Едва силуэт скрылся из зеркал заднего вида, Михаил Иванович облегчённо выдохнул, но тут же резко выкрутил руль вправо, уходя от столкновения непонятно откуда вылетевшей в лоб легковушки.
– Смотри, куда прёшь! – ругнулся он, провожая в зеркале красные огни удаляющегося автомобиля. – Так и до инфаркта довести мож…
Он осёкся. Сердце застучало быстрее несущегося на всех парах локомотива. Нижняя губа подёрнулась в приступе нахлынувшего ужаса. На соседнем кресле сидела Марина. Её мертвенно бледная кожа местами расползлась и почернела. Вместо зрачков полыхали два красных рубина. Глубокий шрам на шее непроизвольно притягивал взгляд.
– Это всё ты, ты виноват, ты – чудовище, – из её горла вырывался хрип, превращаясь в грубые слова, больно врезающиеся в душу очумевшего от ужаса Михаила.

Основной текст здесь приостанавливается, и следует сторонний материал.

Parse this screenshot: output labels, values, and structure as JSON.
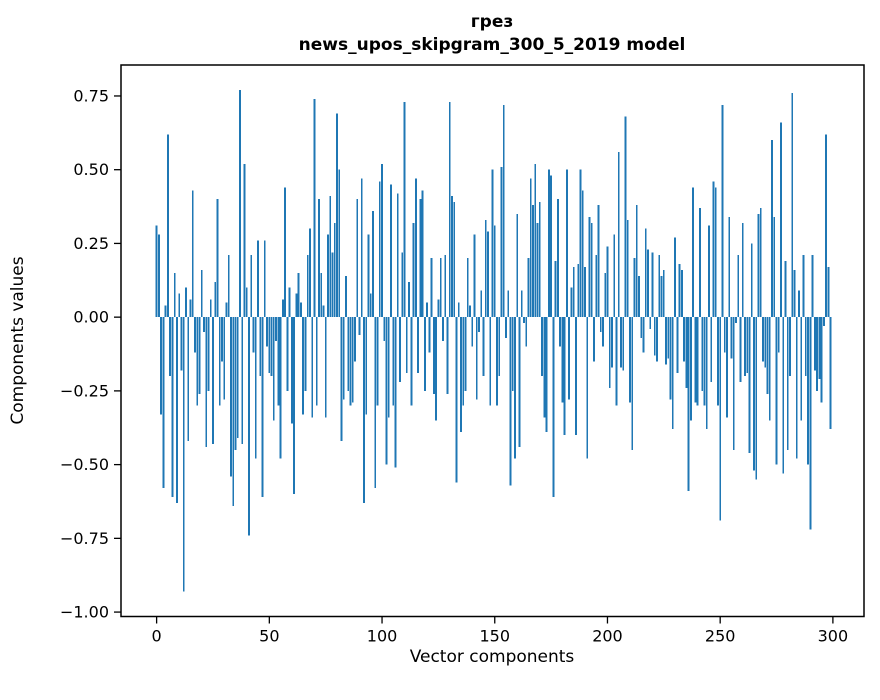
{
  "chart_data": {
    "type": "bar",
    "title_line1": "грез",
    "title_line2": "news_upos_skipgram_300_5_2019 model",
    "xlabel": "Vector components",
    "ylabel": "Components values",
    "bar_color": "#1f77b4",
    "axis_color": "#000000",
    "background_color": "#ffffff",
    "n_components": 300,
    "xlim": [
      -15.8,
      313.8
    ],
    "ylim": [
      -1.015,
      0.855
    ],
    "x_ticks": [
      0,
      50,
      100,
      150,
      200,
      250,
      300
    ],
    "x_tick_labels": [
      "0",
      "50",
      "100",
      "150",
      "200",
      "250",
      "300"
    ],
    "y_ticks": [
      0.75,
      0.5,
      0.25,
      0.0,
      -0.25,
      -0.5,
      -0.75,
      -1.0
    ],
    "y_tick_labels": [
      "0.75",
      "0.50",
      "0.25",
      "0.00",
      "−0.25",
      "−0.50",
      "−0.75",
      "−1.00"
    ],
    "grid": false,
    "legend": null,
    "values": [
      0.31,
      0.28,
      -0.33,
      -0.58,
      0.04,
      0.62,
      -0.2,
      -0.61,
      0.15,
      -0.63,
      0.08,
      -0.18,
      -0.93,
      0.1,
      -0.42,
      0.06,
      0.43,
      -0.12,
      -0.3,
      -0.26,
      0.16,
      -0.05,
      -0.44,
      -0.25,
      0.06,
      -0.43,
      0.12,
      0.4,
      -0.3,
      -0.15,
      -0.28,
      0.05,
      0.21,
      -0.54,
      -0.64,
      -0.45,
      -0.41,
      0.77,
      -0.43,
      0.52,
      0.1,
      -0.74,
      0.21,
      -0.12,
      -0.48,
      0.26,
      -0.2,
      -0.61,
      0.26,
      -0.1,
      -0.19,
      -0.2,
      -0.35,
      -0.08,
      -0.3,
      -0.48,
      0.06,
      0.44,
      -0.25,
      0.1,
      -0.36,
      -0.6,
      0.08,
      0.15,
      0.05,
      -0.33,
      -0.25,
      0.21,
      0.3,
      -0.34,
      0.74,
      -0.3,
      0.4,
      0.15,
      0.04,
      -0.34,
      0.28,
      0.41,
      0.22,
      0.32,
      0.69,
      0.5,
      -0.42,
      -0.28,
      0.14,
      -0.25,
      -0.3,
      -0.29,
      -0.15,
      0.4,
      -0.06,
      0.47,
      -0.63,
      -0.33,
      0.28,
      0.08,
      0.36,
      -0.58,
      -0.3,
      0.46,
      0.52,
      -0.08,
      -0.5,
      -0.34,
      0.45,
      -0.3,
      -0.51,
      0.42,
      -0.22,
      0.22,
      0.73,
      -0.19,
      0.12,
      -0.3,
      0.32,
      0.47,
      -0.19,
      0.4,
      0.43,
      -0.25,
      0.05,
      -0.12,
      0.2,
      -0.26,
      -0.35,
      0.06,
      0.2,
      -0.08,
      0.21,
      -0.26,
      0.73,
      0.41,
      0.39,
      -0.56,
      0.05,
      -0.39,
      -0.3,
      -0.25,
      0.2,
      0.04,
      -0.1,
      0.28,
      -0.28,
      -0.05,
      0.09,
      -0.2,
      0.33,
      0.29,
      -0.3,
      0.5,
      0.31,
      -0.3,
      -0.2,
      0.51,
      0.72,
      -0.07,
      0.09,
      -0.57,
      -0.25,
      -0.48,
      0.35,
      -0.44,
      0.09,
      -0.02,
      -0.1,
      0.2,
      0.47,
      0.38,
      0.52,
      0.32,
      0.39,
      -0.2,
      -0.34,
      -0.39,
      0.5,
      0.48,
      -0.61,
      0.19,
      0.4,
      -0.1,
      -0.29,
      -0.4,
      0.5,
      -0.28,
      0.1,
      0.17,
      -0.4,
      0.18,
      0.5,
      0.43,
      0.17,
      -0.48,
      0.34,
      0.32,
      -0.15,
      0.21,
      0.38,
      -0.05,
      -0.1,
      0.15,
      0.24,
      -0.24,
      -0.17,
      0.28,
      -0.3,
      0.56,
      -0.17,
      -0.18,
      0.68,
      0.33,
      -0.29,
      -0.45,
      0.2,
      0.38,
      0.14,
      -0.07,
      -0.12,
      0.3,
      0.23,
      -0.04,
      0.22,
      -0.13,
      -0.15,
      0.21,
      0.14,
      0.16,
      -0.16,
      -0.14,
      -0.28,
      -0.38,
      0.27,
      -0.19,
      0.18,
      0.16,
      -0.15,
      -0.24,
      -0.59,
      -0.35,
      0.44,
      -0.29,
      -0.3,
      0.37,
      -0.25,
      -0.3,
      -0.38,
      0.31,
      -0.22,
      0.46,
      0.44,
      -0.3,
      -0.69,
      0.72,
      -0.12,
      -0.34,
      0.34,
      -0.14,
      -0.45,
      -0.02,
      0.21,
      -0.22,
      0.32,
      -0.2,
      -0.19,
      -0.46,
      0.25,
      -0.52,
      -0.55,
      0.35,
      0.37,
      -0.15,
      -0.17,
      -0.26,
      -0.35,
      0.6,
      0.34,
      -0.5,
      -0.12,
      0.66,
      -0.53,
      0.19,
      -0.45,
      -0.2,
      0.76,
      0.16,
      -0.48,
      0.09,
      -0.35,
      0.21,
      -0.2,
      -0.5,
      -0.72,
      0.21,
      -0.18,
      -0.25,
      -0.21,
      -0.29,
      -0.03,
      0.62,
      0.17,
      -0.38
    ]
  }
}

– Нет, нет, нет! Ты умерла!
Машина продолжала нестись по пустой дороге, пробиваясь сквозь пелену осеннего дождя.
– Ты знаешь правду, дело не в смерти… – слова доносились из мёртвых и не шевелящихся губ.
– Пусть даже и так, пусть ты до сих пор жива, но как тогда ты могла допустить это? Почему ты не спасла нашу дочурку? Нет, мою дочурку! – бормотал Михаил Иванович. – Я помню тот день. Помню ужасный скрип колёс. Глухой удар, и не стало моей любимой Аллочки. Ты была рядом и не спасла!
– А ты? – перебила его Марина.
– А что я? – возмутился Михаил. – Когда я выбежал из магазина, всё было кончено. Помню только наглое безразличное лицо того водителя. Я хочу, чтобы он страдал точно так же, как и я…
Он взглянул на свои старые, покрытые царапинами от женских ногтей морщинистые руки, сжимающие кожаную оплётку руля.
– Именно ты настоял, чтобы она не пошла с тобой, а осталась играть возле дороги. Ты виноват и больше никто! – словно улыбаясь, твердила мёртвая женщина, а горящие рубины её глаз сверлили душу ошалевшего от страха Михаила.